Beautiful art direction, brilliant action sequences, explosions (the Persians had some black-powder bombs, which I'm not sure are correct to the period, but so what?), nice looking men, an excessively hot queen, revenge, glorious doomed gestures, and a rhinoceros. What's better than that? (Well, it would have been better if the captain's son and the blond Spartan he kept bantering with had actually had sex, instead of merely flirting, but that's apparently too much to ask for.)
The Persians were, on the whole, ridiculous. When I eventually grasped that the story was being told afterwards by a soldier to the council, it made a little more sense. I mean, that's what you'd say, right? "There were six million of them! They were monstrous and deformed, and came riding strange beasts. Giants walked among them. Xerxes himself must have been 12 feet tall, and advanced upon us on a golden throne borne by thirty thousand slaves..." All it lacked was the requisite introduction: "No shit, there I was...."

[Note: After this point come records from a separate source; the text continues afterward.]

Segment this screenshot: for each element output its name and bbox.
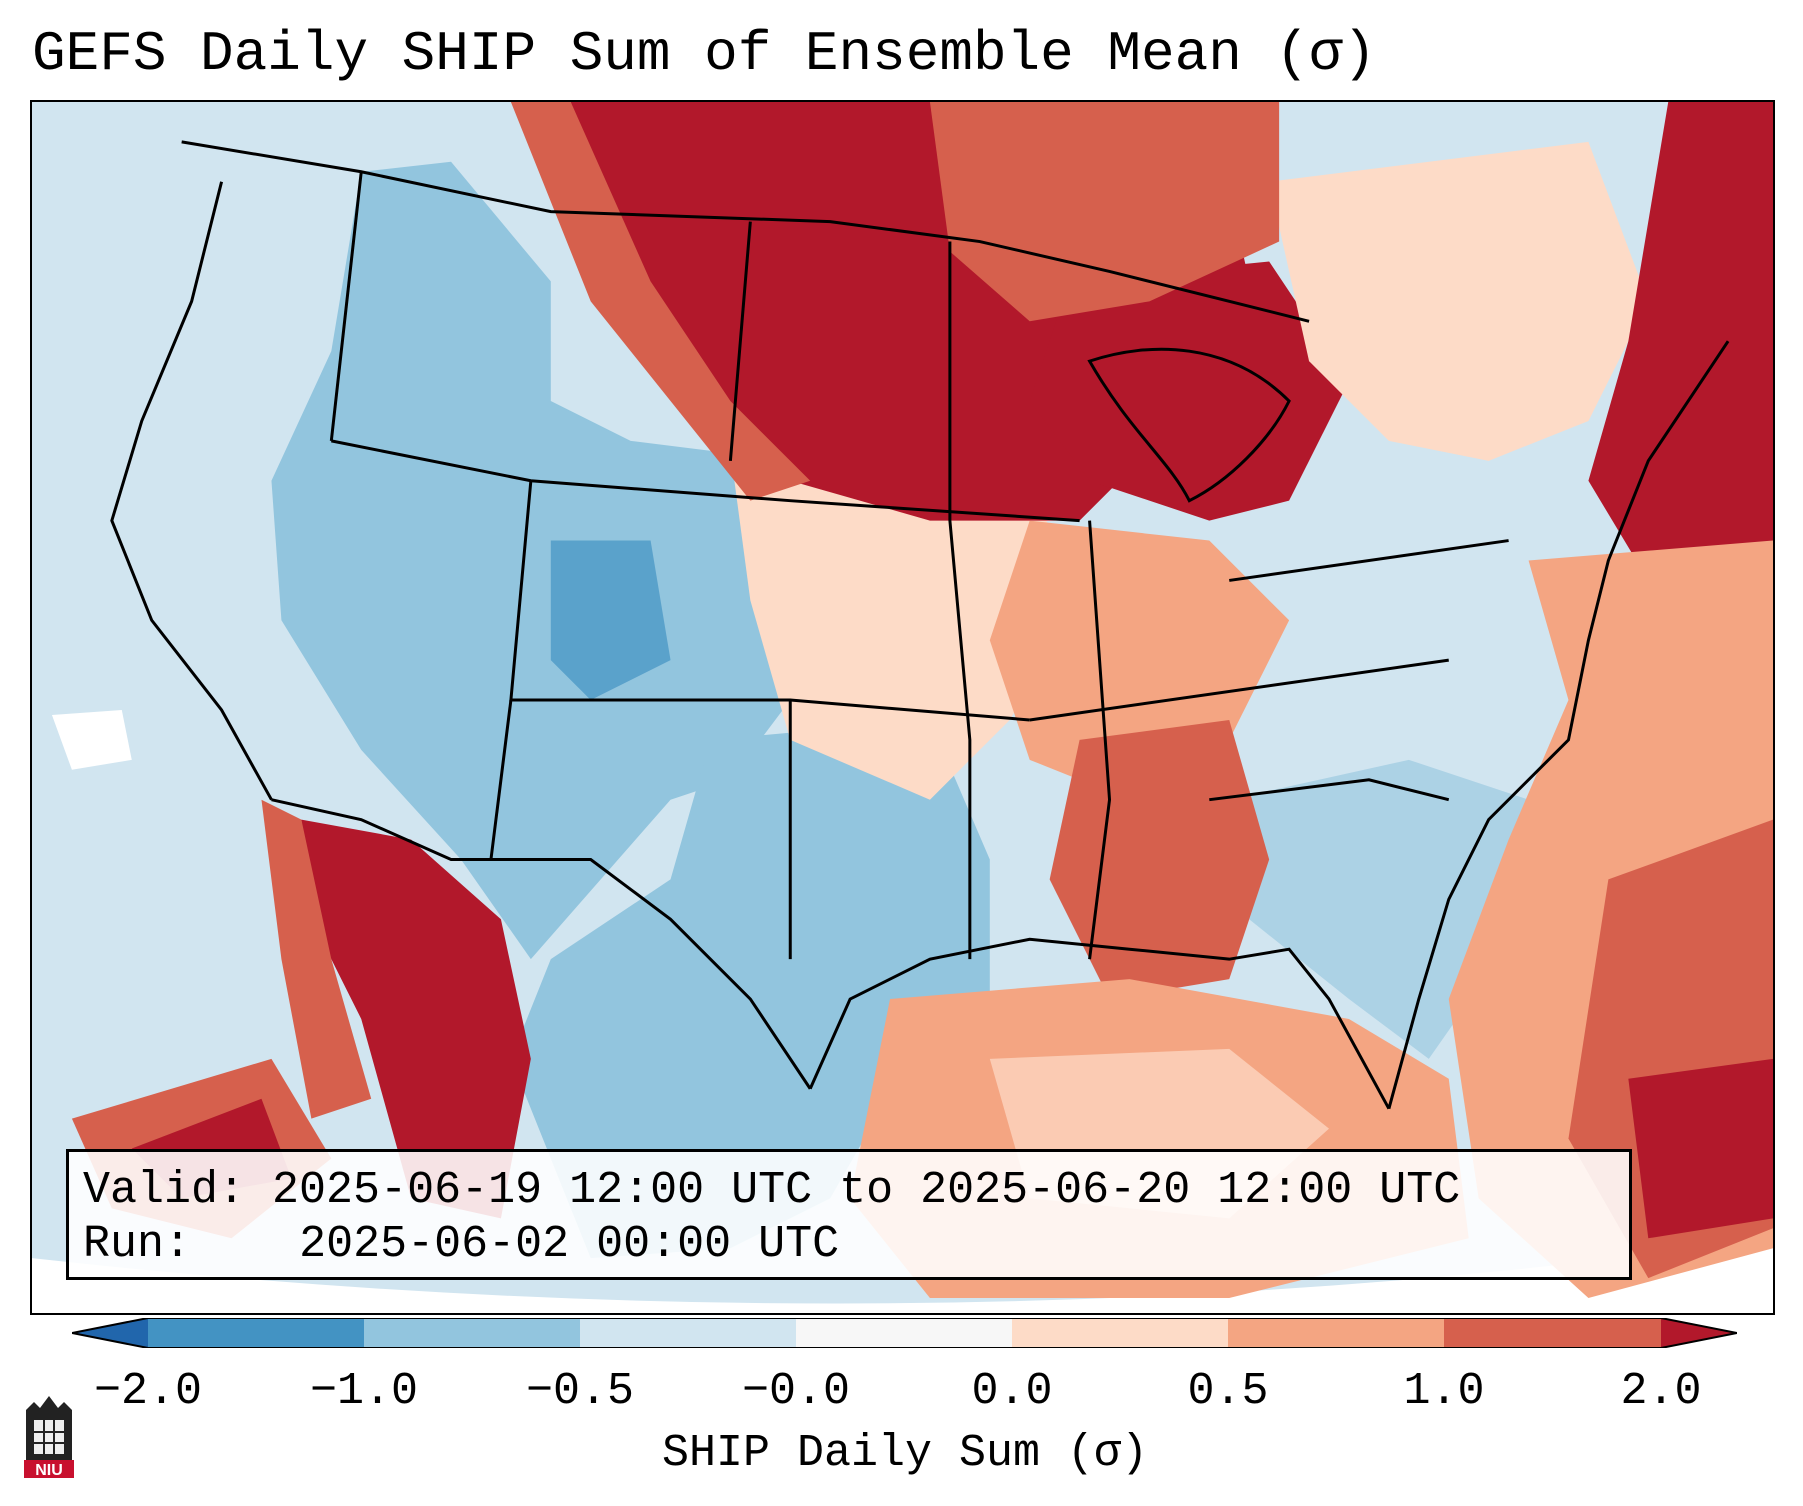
colorbar-bin-7 bbox=[1444, 1318, 1661, 1348]
region-northeast bbox=[1269, 141, 1649, 461]
chart-title: GEFS Daily SHIP Sum of Ensemble Mean (σ) bbox=[32, 22, 1377, 86]
colorbar-label: SHIP Daily Sum (σ) bbox=[661, 1428, 1149, 1479]
east-coast bbox=[1387, 340, 1730, 1110]
colorbar-bin-6 bbox=[1228, 1318, 1444, 1348]
state-line-10 bbox=[1229, 539, 1509, 582]
region-mexico-west bbox=[301, 819, 531, 1219]
region-great-lakes bbox=[1029, 261, 1349, 521]
colorbar-over bbox=[1661, 1318, 1737, 1348]
us-west-coast bbox=[110, 181, 273, 801]
state-line-3 bbox=[509, 480, 1030, 722]
state-line-11 bbox=[1209, 778, 1450, 802]
region-northern-plains-edge bbox=[510, 102, 811, 501]
region-new-england bbox=[1588, 102, 1773, 581]
colorbar bbox=[72, 1318, 1737, 1348]
region-caribbean bbox=[1628, 1058, 1773, 1239]
map-canvas bbox=[32, 102, 1773, 1313]
colorbar-bin-4 bbox=[796, 1318, 1012, 1348]
region-canada-east bbox=[929, 102, 1280, 322]
svg-text:NIU: NIU bbox=[35, 1462, 63, 1479]
colorbar-under bbox=[72, 1318, 148, 1348]
valid-value: 2025-06-19 12:00 UTC to 2025-06-20 12:00… bbox=[272, 1165, 1461, 1216]
colorbar-bin-3 bbox=[580, 1318, 796, 1348]
region-pacific-white bbox=[51, 709, 132, 770]
mexico-border bbox=[271, 798, 812, 1090]
canada-us-border bbox=[181, 140, 1310, 323]
boundary-lines bbox=[110, 140, 1730, 1110]
state-line-2 bbox=[331, 439, 1080, 523]
run-label: Run: bbox=[83, 1219, 192, 1270]
region-colorado-core bbox=[550, 540, 671, 701]
colorbar-tick-6: 0.5 bbox=[1187, 1366, 1269, 1417]
state-line-5 bbox=[948, 241, 972, 960]
region-southeast-blue bbox=[1229, 759, 1529, 1059]
colorbar-tick-5: 0.0 bbox=[971, 1366, 1053, 1417]
region-ohio-valley bbox=[1289, 500, 1569, 720]
state-line-9 bbox=[1029, 658, 1449, 722]
projection-edge bbox=[32, 1238, 1773, 1313]
colorbar-tick-3: −0.5 bbox=[525, 1366, 635, 1417]
gulf-coast bbox=[808, 937, 1391, 1110]
state-line-7 bbox=[489, 699, 513, 860]
region-western-us bbox=[271, 161, 791, 960]
state-line-4 bbox=[728, 221, 752, 461]
run-value: 2025-06-02 00:00 UTC bbox=[299, 1219, 840, 1270]
run-info-box: Valid: 2025-06-19 12:00 UTC to 2025-06-2… bbox=[66, 1149, 1632, 1280]
colorbar-bin-5 bbox=[1012, 1318, 1228, 1348]
region-mississippi bbox=[1049, 719, 1270, 1000]
region-central-plains bbox=[730, 450, 1080, 800]
state-line-1 bbox=[329, 171, 363, 442]
niu-logo-icon: NIU bbox=[24, 1396, 74, 1479]
colorbar-tick-2: −1.0 bbox=[309, 1366, 419, 1417]
lake-outline bbox=[1087, 347, 1291, 503]
colorbar-tick-8: 2.0 bbox=[1620, 1366, 1702, 1417]
colorbar-tick-7: 1.0 bbox=[1403, 1366, 1485, 1417]
map-panel bbox=[30, 100, 1775, 1315]
valid-label: Valid: bbox=[83, 1165, 246, 1216]
colorbar-tick-1: −2.0 bbox=[93, 1366, 203, 1417]
colorbar-tick-4: −0.0 bbox=[741, 1366, 851, 1417]
colorbar-bin-2 bbox=[364, 1318, 580, 1348]
region-mexico-west-edge bbox=[261, 799, 372, 1119]
state-line-8 bbox=[1088, 520, 1112, 960]
colorbar-bin-1 bbox=[148, 1318, 364, 1348]
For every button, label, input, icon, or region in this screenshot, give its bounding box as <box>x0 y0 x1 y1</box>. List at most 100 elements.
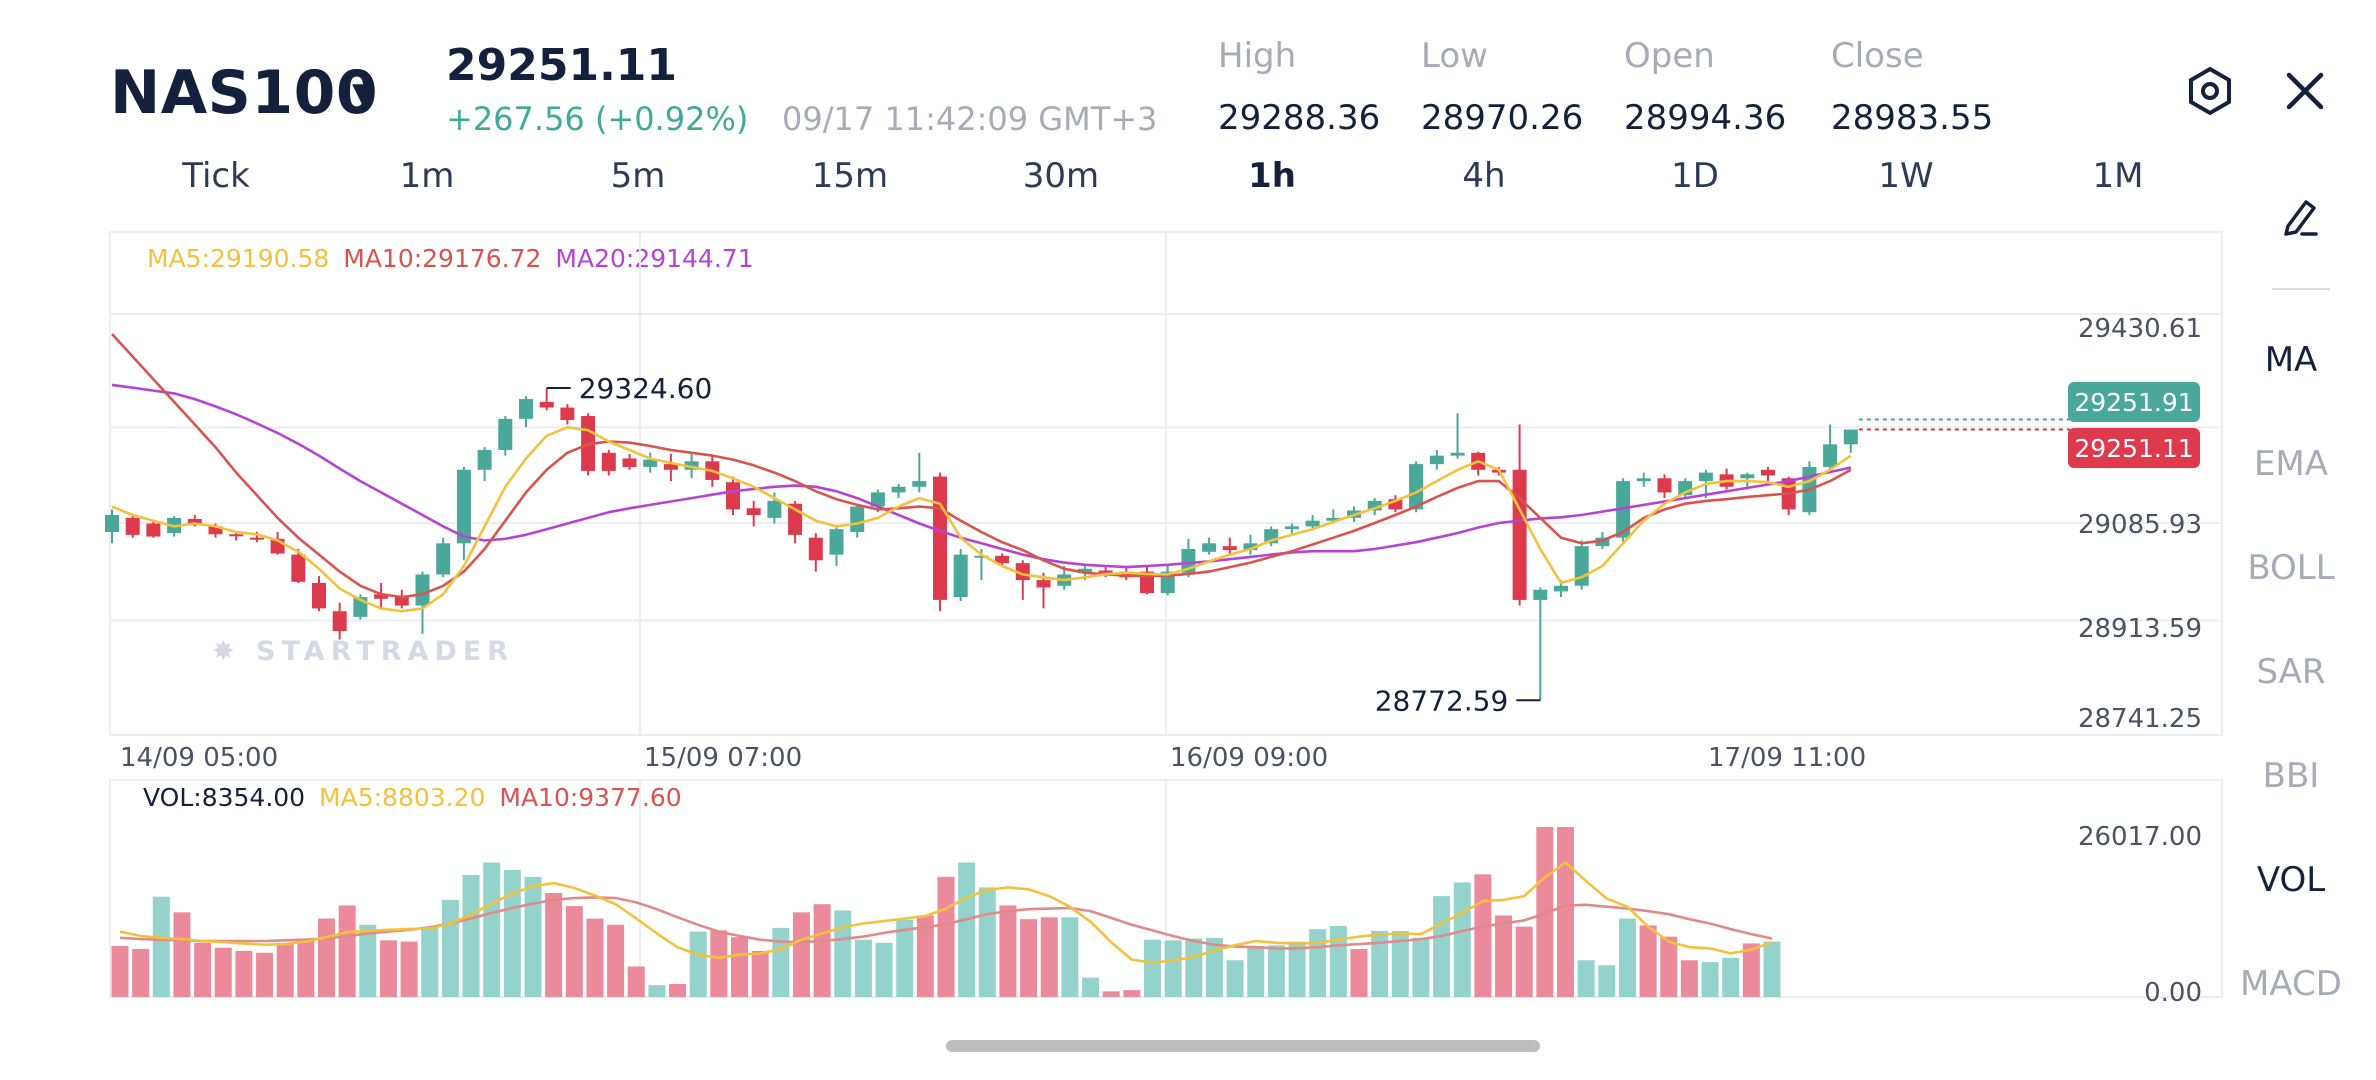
volume-bar <box>1164 940 1182 997</box>
volume-bar <box>813 904 831 997</box>
volume-bar <box>152 896 170 997</box>
symbol-dropdown-caret-icon[interactable]: ▼ <box>352 78 372 108</box>
candle-body <box>1450 452 1465 456</box>
tab-1m[interactable]: 1M <box>2092 156 2144 196</box>
volume-bar <box>421 927 439 997</box>
indicator-vol[interactable]: VOL <box>2256 860 2326 900</box>
volume-bar <box>173 912 191 997</box>
time-axis-tick: 16/09 09:00 <box>1170 743 1328 773</box>
ma10-line <box>111 333 1852 599</box>
candle-body <box>726 482 740 510</box>
candle-body <box>1388 499 1403 510</box>
candle-body <box>146 523 161 537</box>
home-indicator[interactable] <box>946 1040 1540 1052</box>
legend-ma5: MA5:29190.58 <box>147 244 330 273</box>
volume-bar <box>276 942 294 997</box>
volume-bar <box>132 949 150 997</box>
volume-bar <box>359 924 377 997</box>
volume-bar <box>999 905 1017 997</box>
symbol-title[interactable]: NAS100 <box>110 58 379 128</box>
volume-bar <box>1495 915 1513 997</box>
last-price-badge-down <box>2068 428 2200 468</box>
volume-bar <box>235 950 253 997</box>
draw-tool-icon[interactable] <box>2280 194 2320 242</box>
indicator-bbi[interactable]: BBI <box>2262 756 2320 796</box>
volume-bar <box>1474 874 1492 997</box>
candle-body <box>850 506 865 533</box>
candle-body <box>1554 585 1568 592</box>
tab-tick[interactable]: Tick <box>182 156 250 196</box>
volume-bar <box>1453 882 1471 997</box>
volume-bar <box>627 966 645 997</box>
candle-body <box>933 476 947 600</box>
close-icon[interactable] <box>2284 70 2326 116</box>
indicator-macd[interactable]: MACD <box>2240 964 2342 1004</box>
watermark: ✸ STARTRADER <box>212 636 514 667</box>
volume-bar <box>1288 941 1306 997</box>
volume-legend: VOL:8354.00 MA5:8803.20 MA10:9377.60 <box>143 783 682 812</box>
tab-1m[interactable]: 1m <box>399 156 455 196</box>
stat-value-high: 29288.36 <box>1218 98 1381 138</box>
settings-icon[interactable] <box>2186 66 2234 120</box>
candle-body <box>1843 429 1858 445</box>
main-legend: MA5:29190.58 MA10:29176.72 MA20:29144.71 <box>147 244 754 273</box>
price-axis-tick: 28913.59 <box>2078 614 2202 644</box>
candle-body <box>312 582 326 609</box>
candle-body <box>1409 464 1424 510</box>
volume-bar <box>854 939 872 997</box>
volume-bar <box>1226 960 1244 997</box>
legend-vol-ma10: MA10:9377.60 <box>499 783 682 812</box>
price-axis-tick: 29430.61 <box>2078 314 2202 344</box>
side-divider <box>2272 288 2330 290</box>
volume-bar <box>607 924 625 997</box>
indicator-boll[interactable]: BOLL <box>2247 548 2335 588</box>
volume-bar <box>1247 945 1265 997</box>
candle-body <box>1222 546 1237 551</box>
tab-4h[interactable]: 4h <box>1462 156 1506 196</box>
volume-bar <box>1557 827 1574 997</box>
watermark-icon: ✸ <box>212 636 241 667</box>
max-price-label: 29324.60 <box>579 372 713 405</box>
volume-bar <box>545 893 563 997</box>
tab-1w[interactable]: 1W <box>1878 156 1934 196</box>
candle-body <box>1740 474 1755 479</box>
tab-1d[interactable]: 1D <box>1671 156 1719 196</box>
volume-bar <box>565 906 583 997</box>
min-price-label: 28772.59 <box>1375 684 1509 717</box>
indicator-ema[interactable]: EMA <box>2253 444 2329 484</box>
volume-bar <box>256 952 274 997</box>
tab-5m[interactable]: 5m <box>610 156 666 196</box>
candle-body <box>1243 543 1258 551</box>
volume-bar <box>1267 945 1285 997</box>
candle-body <box>995 555 1010 564</box>
volume-bar <box>751 950 769 997</box>
price-axis-tick: 28741.25 <box>2078 704 2202 734</box>
volume-bar <box>297 938 315 997</box>
candle-body <box>1823 444 1838 467</box>
volume-bar <box>689 931 707 997</box>
current-price: 29251.11 <box>446 40 678 91</box>
volume-bar <box>978 887 996 997</box>
volume-bar <box>586 918 604 997</box>
candle-body <box>291 554 306 582</box>
volume-bar <box>710 930 728 997</box>
volume-bar <box>1144 939 1161 997</box>
legend-vol: VOL:8354.00 <box>143 783 306 812</box>
tab-30m[interactable]: 30m <box>1022 156 1100 196</box>
tab-1h[interactable]: 1h <box>1248 156 1296 196</box>
indicator-ma[interactable]: MA <box>2264 340 2318 380</box>
indicator-sar[interactable]: SAR <box>2256 652 2326 692</box>
volume-bar <box>1577 960 1595 997</box>
candle-body <box>539 401 554 408</box>
candle-body <box>684 461 699 470</box>
legend-ma10: MA10:29176.72 <box>343 244 542 273</box>
candle-body <box>436 543 451 575</box>
candle-body <box>415 574 430 606</box>
volume-bar <box>1722 957 1740 997</box>
candle-body <box>1657 478 1672 493</box>
candle-body <box>870 492 885 507</box>
volume-bar <box>1433 896 1451 997</box>
candle-body <box>249 537 264 540</box>
tab-15m[interactable]: 15m <box>811 156 889 196</box>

The big question in everyone's mind after the film (other than "Why is it okay to show that much blood and gore and corpses and naked women and transsexual amputees and all that, and you still get an R rating, but if you show a penis, it's NC-17?" and "Why did the Spartans call the Athenians boy-lovers?" and "Why no soldier-on-soldier sex, dammit?") was this:
At that tech level, how do you get a rhinoceros on a boat, *keep* the rhinoceros on the boat, and keep the boat seaworthy, i.e. with no holes in it from rampaging rhinoceros? Discuss.